— Я не убивал ее. Я не убивал Лялю. Не убивал, — то ли кричал, то ли шептал он. — Я не убивал. — И это было очень похоже на истерику, которую Леночка закатывала, когда не находила утром целых колготок. — Я не убивал, слышишь, ты…
Но самым неожиданным для Петрова было другое: синяя уже, но абсолютно спокойная Амитова тихо и твердо сказала: «Я знаю» — и наконец сняла пистолет с предохранителя…
Глава 21
ВМЕСТО ЭПИЛОГА
Они убили его дочь.
Они вырастили его внучку.
Они стали его семьей.
Пятнадцать лет он ненавидел их так, что успел полюбить.
И все это было теперь бессмысленным…
Он знал, что это Кирилл. И покойная жена знала, что это Кирилл. А потому пришлось принимать самое сложное решение в жизни. Убитая мать и убийца-отец. С этим нельзя жить. Одной такой драмы было бы достаточно, чтобы мир перевернулся, разорвался. Глебов не мог этого допустить. Но и простить этого он тоже не мог.

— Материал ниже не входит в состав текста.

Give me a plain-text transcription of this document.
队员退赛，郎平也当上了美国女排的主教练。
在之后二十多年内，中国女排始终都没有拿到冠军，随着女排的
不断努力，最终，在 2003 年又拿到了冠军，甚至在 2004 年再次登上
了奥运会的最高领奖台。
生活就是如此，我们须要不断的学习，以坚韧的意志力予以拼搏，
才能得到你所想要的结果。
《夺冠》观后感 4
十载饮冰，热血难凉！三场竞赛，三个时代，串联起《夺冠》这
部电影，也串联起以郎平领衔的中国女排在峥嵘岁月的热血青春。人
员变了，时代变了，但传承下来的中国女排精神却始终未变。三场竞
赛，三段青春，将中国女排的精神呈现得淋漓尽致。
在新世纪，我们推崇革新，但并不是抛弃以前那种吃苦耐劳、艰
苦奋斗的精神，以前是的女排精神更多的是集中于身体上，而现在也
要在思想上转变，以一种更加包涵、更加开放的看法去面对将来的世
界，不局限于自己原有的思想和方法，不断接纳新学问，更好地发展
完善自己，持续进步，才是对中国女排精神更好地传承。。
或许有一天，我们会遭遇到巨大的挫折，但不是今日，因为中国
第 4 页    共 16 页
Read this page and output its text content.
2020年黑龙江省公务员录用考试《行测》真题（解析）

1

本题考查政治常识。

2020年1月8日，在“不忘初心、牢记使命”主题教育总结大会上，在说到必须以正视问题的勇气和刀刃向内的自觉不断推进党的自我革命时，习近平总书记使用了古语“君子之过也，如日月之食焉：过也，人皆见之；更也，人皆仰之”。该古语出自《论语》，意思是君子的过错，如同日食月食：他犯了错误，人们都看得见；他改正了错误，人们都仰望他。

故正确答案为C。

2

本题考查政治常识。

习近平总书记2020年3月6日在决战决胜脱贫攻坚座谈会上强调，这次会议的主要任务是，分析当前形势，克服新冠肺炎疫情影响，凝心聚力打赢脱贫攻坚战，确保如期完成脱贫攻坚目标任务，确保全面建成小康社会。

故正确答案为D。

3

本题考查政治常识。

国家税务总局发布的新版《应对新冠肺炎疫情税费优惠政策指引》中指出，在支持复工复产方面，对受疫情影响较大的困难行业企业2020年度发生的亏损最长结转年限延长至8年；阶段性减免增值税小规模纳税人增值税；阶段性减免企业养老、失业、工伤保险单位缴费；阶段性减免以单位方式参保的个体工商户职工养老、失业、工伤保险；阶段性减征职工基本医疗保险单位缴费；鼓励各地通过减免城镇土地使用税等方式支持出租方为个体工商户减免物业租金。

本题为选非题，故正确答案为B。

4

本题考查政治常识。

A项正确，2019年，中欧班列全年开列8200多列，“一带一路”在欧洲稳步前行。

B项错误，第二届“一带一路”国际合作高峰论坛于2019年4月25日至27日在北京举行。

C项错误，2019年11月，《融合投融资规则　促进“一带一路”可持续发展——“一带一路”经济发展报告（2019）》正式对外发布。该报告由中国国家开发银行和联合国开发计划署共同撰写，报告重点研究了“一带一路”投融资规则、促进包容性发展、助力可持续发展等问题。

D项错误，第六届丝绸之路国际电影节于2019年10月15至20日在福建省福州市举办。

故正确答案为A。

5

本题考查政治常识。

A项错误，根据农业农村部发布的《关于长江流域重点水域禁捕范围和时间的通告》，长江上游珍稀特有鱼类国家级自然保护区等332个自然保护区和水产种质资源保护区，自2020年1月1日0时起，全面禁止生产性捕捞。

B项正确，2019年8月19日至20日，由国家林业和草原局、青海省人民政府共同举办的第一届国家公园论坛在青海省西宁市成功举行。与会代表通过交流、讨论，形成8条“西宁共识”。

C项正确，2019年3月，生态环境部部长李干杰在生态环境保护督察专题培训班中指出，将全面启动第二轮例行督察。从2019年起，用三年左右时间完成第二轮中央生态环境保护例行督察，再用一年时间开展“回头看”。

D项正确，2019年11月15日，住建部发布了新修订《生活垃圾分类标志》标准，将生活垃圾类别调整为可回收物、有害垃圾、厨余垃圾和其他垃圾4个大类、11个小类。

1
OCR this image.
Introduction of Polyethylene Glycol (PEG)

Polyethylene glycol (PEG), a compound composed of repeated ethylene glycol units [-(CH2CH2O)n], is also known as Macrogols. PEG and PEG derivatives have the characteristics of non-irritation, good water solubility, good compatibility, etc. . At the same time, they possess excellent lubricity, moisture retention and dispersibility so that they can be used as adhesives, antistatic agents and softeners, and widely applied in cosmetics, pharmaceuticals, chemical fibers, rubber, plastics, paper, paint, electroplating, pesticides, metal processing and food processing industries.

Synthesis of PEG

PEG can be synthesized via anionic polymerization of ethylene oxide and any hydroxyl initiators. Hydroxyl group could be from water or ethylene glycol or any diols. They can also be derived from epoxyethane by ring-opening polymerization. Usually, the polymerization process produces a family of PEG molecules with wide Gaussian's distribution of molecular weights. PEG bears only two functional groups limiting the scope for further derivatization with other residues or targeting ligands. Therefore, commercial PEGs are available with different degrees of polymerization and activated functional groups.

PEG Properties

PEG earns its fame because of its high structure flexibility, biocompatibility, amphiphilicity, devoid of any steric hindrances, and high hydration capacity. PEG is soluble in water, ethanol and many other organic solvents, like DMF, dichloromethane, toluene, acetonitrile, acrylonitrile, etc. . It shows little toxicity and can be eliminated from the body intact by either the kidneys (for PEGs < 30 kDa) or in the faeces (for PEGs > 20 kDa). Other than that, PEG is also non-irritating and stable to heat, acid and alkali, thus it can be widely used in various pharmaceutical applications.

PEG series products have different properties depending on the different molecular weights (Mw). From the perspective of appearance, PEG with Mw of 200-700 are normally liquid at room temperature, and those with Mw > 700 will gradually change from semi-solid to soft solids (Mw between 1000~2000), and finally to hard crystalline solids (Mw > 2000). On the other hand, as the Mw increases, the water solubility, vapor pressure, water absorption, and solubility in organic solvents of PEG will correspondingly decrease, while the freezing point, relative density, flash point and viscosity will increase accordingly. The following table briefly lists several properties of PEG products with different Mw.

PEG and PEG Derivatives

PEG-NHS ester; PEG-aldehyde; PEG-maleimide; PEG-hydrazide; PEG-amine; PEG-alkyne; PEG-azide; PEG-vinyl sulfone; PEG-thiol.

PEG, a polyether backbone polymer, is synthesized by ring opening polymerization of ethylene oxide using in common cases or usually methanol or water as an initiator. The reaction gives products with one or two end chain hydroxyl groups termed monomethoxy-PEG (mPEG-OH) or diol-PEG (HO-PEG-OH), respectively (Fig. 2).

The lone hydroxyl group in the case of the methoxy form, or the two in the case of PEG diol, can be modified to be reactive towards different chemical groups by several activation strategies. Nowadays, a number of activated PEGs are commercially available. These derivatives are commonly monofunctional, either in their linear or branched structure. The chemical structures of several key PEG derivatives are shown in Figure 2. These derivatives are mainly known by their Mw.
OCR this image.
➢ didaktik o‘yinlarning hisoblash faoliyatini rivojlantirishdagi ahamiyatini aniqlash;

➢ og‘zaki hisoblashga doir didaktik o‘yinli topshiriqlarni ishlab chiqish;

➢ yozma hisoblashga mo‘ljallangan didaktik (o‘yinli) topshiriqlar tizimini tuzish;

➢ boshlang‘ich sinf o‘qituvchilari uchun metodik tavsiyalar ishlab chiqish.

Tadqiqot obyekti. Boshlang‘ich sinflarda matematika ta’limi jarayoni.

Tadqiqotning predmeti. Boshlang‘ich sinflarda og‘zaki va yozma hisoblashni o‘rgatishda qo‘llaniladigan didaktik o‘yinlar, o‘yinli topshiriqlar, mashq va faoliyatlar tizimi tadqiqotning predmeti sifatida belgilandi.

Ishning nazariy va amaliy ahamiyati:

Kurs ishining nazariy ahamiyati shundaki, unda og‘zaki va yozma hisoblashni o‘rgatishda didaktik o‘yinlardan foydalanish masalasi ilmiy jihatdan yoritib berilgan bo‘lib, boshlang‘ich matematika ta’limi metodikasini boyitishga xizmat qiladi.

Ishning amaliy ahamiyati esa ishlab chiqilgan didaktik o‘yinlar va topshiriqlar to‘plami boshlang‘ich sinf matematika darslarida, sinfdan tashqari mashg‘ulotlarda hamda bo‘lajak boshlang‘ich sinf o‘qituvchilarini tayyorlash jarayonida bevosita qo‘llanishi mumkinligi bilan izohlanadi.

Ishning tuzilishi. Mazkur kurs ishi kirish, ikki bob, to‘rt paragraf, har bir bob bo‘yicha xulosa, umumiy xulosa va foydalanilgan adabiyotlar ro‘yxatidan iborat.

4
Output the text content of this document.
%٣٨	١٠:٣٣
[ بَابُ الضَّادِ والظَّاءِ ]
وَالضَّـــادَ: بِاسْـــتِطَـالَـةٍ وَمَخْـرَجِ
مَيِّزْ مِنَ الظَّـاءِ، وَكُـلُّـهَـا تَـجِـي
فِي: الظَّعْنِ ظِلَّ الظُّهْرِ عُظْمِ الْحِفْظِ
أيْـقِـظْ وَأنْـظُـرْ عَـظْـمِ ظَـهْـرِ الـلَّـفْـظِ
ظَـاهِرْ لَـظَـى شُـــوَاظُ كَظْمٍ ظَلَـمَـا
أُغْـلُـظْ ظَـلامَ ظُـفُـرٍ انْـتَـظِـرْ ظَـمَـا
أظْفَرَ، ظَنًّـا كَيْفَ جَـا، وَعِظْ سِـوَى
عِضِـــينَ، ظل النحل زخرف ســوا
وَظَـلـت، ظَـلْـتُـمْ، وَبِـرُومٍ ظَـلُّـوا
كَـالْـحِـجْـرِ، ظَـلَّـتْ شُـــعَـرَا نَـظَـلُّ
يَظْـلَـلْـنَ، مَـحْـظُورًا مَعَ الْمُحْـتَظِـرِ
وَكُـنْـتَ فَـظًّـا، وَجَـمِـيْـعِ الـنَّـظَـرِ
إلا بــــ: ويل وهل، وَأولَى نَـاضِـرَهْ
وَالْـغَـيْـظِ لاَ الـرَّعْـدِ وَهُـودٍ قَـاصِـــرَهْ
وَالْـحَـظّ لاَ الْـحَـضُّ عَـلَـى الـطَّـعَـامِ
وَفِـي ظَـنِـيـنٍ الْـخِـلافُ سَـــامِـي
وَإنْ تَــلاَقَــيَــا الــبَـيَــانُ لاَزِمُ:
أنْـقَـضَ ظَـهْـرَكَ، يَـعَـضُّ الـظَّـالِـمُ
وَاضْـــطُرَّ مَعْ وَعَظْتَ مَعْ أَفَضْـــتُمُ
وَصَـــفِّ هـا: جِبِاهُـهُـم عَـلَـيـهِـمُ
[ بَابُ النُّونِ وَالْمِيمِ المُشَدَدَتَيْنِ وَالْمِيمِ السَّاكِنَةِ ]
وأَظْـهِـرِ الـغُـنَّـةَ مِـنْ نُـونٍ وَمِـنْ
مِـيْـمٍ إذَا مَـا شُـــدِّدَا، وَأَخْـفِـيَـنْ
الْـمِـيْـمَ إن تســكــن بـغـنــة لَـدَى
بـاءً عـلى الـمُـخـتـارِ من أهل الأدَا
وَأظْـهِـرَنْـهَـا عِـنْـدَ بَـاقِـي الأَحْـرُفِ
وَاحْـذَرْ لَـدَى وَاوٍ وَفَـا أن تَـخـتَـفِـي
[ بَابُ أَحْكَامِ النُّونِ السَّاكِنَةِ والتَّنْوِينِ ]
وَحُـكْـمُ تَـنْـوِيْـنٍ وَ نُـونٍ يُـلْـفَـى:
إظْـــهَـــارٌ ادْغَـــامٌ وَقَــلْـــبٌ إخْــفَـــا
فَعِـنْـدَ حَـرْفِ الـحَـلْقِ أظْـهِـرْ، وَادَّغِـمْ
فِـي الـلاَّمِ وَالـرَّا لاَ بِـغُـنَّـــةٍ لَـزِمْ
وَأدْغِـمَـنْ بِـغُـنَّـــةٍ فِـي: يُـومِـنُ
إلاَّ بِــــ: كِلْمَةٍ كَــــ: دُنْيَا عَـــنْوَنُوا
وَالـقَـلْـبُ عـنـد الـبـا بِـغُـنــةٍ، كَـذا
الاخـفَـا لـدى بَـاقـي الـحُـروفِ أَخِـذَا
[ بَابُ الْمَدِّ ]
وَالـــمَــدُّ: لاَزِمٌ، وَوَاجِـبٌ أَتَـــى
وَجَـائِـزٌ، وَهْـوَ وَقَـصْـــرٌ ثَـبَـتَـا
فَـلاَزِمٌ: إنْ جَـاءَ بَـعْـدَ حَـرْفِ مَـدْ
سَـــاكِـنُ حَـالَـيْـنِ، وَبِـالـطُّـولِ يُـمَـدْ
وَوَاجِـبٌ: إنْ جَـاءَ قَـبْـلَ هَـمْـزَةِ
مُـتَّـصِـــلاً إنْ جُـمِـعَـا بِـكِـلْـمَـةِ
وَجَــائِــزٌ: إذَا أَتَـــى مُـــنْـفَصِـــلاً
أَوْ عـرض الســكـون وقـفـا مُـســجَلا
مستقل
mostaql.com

Но Жанна не должна была умереть… Это было против правил. Это не входило в сценарий. Они не должны были так поступить с Жанной. Жена-покойница говорила, что он — Глебов — застревающая личность. Чистая правда. Чистейшая. Но без Ляли он прожил пятнадцать лет, зацепившись за месть. А что осталось у него теперь, без этой полюбившейся ему бабенки с полным отсутствием чувства юмора? Жанна не должна была умереть. Ну может быть, только пострадать так, как страдал он. Но — не умереть.
Стройная жизнь и скрепляющая ее идея поставить всех на свои места разрушилась. Потому что в палате интенсивной терапии лежала Жанна, которая не хотела возвращаться. Глебов знал, что она не хотела возвращаться к нему. Назло. Не исключено даже, что она встретит там кого-нибудь, кого нельзя будет у нее отобрать. Толика, например. Значит, оставалось закончить кое-какие дела и…
— Положи пистолет, Наташа. Он тебя уже не спасет. — Глебов стоял в дверях и спокойно смотрел на происходящее. — Все твои тайны известны всем.
— И Дамиру?
— И Дамиру… Кирилл, — Глебов брезгливо поморщился, — отпусти ее. Сядьте все. Ситуация вышла из-под контроля. И чтобы не было лишних движений — я приехал не один. Смотрите, ведите себя хорошо, детки… Отпусти же ее… — Он немного помолчал, подождал, пока Кирилл уберет руки от Наташиной шеи, а Наташа осторожно положит оружие на тумбочку, а Славик сможет сглотнуть слюну. Потом сказал: — Значит, так… — Он вдруг снова замолчал.
Опыт оперативника подсказывал Петрову, что все это плохо кончится. Он даже читал о том, что убийцы, загнанные в тупик, начинают вести себя неадекватно: они просятся в монастырь, перед этим расстреливая все, что попадется под руку. Впервые в жизни Петров пожалел, что подарил свой бронежилет теще. В качестве ватника.
— Мне больше незачем жить, — изрек наконец Глебов. — И вам — тоже.
— Может, я пойду? — спросил Петров, считая себя лишним на этом празднике жизни. — Мне молока купить надо.
— И вам — тоже, — повторил Глебов. — Ни Афине, ни Даше, ни Толику…
«Спиритический сеанс, — подумал Петров. — Вот оно, началось. Сейчас заставит всех молиться». Будучи профессионалом, Петров прикинул, что на Глебова можно было повесить убийство двух-трех депутатов, но, к сожалению, не всегда сбывается все, о чем мечтается.
— Никому. Двадцать лет назад один из вас убил мою дочь. Пять лет назад один из вас убил Толика. В этом месяце погибли Афина и Даша.